As the days dragged on, I realized that something was happening and confronted my mother and got the whole story. I told her to tell the Shadchan no. I wasn't interested in a guy who would treat a girl like this. I closed the chapter. I went to a friend's sisters wedding. I got some major unrelated life news. I spent Christmas day sobbing with a friend and reading in the park and drinking.


I later heard that this guy had a pattern, that when a date went well, he would find an excuse to run because he was terrified of commitment.


But about four years after we dated he must have gotten over that because I saw him with a red head on simcha spot. I was happy that he had solved his issues. Or, at least, solved them enough to get on simcha spot.


This experience was particularly hard because of the drought the proceeded it. I began to wonder-at 22 years old- if I would ever get married or if I would have drought to bad date to drought to bad date.

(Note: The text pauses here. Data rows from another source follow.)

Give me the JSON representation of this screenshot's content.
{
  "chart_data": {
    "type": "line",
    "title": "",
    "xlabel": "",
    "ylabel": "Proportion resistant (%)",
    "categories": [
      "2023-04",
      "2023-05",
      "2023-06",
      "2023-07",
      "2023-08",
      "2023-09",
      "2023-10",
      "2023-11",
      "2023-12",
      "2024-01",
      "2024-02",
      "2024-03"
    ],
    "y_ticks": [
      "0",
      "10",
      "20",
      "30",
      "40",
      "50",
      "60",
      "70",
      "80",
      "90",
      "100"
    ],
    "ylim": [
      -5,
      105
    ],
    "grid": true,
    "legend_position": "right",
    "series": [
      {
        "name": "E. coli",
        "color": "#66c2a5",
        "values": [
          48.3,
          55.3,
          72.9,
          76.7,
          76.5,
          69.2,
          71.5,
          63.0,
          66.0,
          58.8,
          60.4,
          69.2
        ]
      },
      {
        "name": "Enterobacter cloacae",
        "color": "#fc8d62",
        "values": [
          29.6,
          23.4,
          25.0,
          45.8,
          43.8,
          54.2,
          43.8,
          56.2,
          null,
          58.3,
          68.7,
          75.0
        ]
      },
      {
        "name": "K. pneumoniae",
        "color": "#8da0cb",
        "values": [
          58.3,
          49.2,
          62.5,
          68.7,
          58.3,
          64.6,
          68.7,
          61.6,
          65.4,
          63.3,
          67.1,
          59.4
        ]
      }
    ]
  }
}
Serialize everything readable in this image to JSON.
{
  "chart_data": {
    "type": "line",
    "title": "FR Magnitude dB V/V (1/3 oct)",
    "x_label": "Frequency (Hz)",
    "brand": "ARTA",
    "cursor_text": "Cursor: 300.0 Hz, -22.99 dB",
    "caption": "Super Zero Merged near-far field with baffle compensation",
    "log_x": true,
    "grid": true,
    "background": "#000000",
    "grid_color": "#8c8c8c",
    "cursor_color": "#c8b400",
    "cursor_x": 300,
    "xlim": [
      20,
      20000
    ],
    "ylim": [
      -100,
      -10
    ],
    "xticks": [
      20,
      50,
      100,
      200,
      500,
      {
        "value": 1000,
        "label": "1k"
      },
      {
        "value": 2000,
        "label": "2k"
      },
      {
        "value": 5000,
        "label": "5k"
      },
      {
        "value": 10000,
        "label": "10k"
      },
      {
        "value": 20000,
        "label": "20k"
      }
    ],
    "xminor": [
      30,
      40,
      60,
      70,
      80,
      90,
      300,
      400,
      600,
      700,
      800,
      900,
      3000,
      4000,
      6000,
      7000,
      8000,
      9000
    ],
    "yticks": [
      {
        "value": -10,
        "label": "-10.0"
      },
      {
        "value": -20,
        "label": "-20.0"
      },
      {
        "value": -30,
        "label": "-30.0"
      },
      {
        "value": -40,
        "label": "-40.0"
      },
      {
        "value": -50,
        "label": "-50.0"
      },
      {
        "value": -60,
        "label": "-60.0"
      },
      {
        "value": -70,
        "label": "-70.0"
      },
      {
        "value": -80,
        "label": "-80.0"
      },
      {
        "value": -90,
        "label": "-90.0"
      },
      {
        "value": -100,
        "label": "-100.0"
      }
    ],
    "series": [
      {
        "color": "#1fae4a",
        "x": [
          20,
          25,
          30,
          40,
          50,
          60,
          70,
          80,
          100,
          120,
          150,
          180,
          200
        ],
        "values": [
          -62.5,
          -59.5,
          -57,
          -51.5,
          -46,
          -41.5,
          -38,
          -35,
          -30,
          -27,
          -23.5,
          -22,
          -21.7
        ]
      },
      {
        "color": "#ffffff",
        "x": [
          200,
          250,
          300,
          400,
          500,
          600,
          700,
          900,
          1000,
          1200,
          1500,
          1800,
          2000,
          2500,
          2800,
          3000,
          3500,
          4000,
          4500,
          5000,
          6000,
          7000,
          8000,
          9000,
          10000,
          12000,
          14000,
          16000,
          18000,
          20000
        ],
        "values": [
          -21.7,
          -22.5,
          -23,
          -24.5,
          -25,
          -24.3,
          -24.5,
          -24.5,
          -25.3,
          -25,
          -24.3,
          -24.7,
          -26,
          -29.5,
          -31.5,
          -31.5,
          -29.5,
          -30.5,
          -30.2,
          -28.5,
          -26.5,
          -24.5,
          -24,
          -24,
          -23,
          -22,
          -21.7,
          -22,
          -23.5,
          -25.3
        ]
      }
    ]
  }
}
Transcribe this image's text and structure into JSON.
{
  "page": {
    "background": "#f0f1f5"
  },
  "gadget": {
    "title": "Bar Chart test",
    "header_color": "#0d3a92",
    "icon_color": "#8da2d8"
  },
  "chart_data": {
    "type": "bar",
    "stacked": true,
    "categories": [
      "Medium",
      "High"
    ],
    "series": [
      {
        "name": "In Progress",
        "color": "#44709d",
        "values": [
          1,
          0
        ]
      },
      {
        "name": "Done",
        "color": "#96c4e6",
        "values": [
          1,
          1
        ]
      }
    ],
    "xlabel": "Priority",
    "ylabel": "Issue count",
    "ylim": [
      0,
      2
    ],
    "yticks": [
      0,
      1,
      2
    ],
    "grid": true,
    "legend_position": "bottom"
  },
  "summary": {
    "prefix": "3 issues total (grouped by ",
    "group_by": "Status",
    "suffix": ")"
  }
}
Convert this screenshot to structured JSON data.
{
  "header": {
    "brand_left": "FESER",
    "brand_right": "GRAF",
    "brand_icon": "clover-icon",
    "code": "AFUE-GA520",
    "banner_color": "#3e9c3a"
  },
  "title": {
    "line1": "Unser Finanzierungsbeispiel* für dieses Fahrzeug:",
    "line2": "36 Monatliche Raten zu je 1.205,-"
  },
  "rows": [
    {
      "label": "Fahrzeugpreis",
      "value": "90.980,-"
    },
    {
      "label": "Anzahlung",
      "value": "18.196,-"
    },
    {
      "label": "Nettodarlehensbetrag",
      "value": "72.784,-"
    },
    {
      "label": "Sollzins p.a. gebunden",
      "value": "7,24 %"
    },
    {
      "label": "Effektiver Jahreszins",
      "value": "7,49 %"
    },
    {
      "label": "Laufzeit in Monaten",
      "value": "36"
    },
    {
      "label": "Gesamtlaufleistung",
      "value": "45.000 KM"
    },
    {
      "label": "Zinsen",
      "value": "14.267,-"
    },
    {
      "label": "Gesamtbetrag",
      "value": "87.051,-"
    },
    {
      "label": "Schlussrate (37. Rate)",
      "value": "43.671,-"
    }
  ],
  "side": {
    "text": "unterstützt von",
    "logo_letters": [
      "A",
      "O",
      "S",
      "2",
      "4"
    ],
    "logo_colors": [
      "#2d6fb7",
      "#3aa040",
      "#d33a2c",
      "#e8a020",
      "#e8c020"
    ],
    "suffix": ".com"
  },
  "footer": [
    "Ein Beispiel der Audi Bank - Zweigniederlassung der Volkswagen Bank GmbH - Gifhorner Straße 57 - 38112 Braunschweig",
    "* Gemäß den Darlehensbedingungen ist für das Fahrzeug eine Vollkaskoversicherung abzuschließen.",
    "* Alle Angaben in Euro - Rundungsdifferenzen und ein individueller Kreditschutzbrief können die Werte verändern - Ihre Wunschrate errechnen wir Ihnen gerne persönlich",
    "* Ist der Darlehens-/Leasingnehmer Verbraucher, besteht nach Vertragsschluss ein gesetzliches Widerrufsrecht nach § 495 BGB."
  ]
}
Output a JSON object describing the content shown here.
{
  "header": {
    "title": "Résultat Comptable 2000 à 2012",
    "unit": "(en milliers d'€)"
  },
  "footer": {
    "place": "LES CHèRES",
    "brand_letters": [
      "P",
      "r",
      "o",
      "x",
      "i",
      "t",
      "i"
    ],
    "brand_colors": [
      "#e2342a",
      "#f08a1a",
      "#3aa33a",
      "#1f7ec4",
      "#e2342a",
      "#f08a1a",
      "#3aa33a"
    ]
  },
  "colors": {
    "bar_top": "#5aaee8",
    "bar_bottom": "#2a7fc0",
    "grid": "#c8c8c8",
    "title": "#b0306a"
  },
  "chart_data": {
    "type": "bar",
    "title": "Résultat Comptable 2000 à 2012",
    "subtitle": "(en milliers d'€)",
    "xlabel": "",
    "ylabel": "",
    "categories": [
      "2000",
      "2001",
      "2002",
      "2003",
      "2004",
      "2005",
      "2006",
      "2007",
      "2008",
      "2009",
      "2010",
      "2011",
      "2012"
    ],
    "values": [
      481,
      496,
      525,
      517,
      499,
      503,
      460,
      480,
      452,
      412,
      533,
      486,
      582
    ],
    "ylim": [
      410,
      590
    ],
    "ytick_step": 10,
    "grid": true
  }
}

It was also hard because there was nothing I enjoyed in my life at the time.


This taught me that I needed a life. I needed to stop living to date. I also desperately needed to get away from the small town where I found myself. If this place caused a drought then I would find a wetter climate where I could go on more dates and therefore make each single one less significant.


It was still early, but I was learning, more than I had ever wanted to learn.


And that was enough for then.



*I have a family member who is convinced that Mashiach has not come yet because our shul has a mixed Kiddush. I'm pretty sure Mashiach isn't here yet because I sometimes wear ankle socks and a short skirt. I guess Mashiach will have to let us know.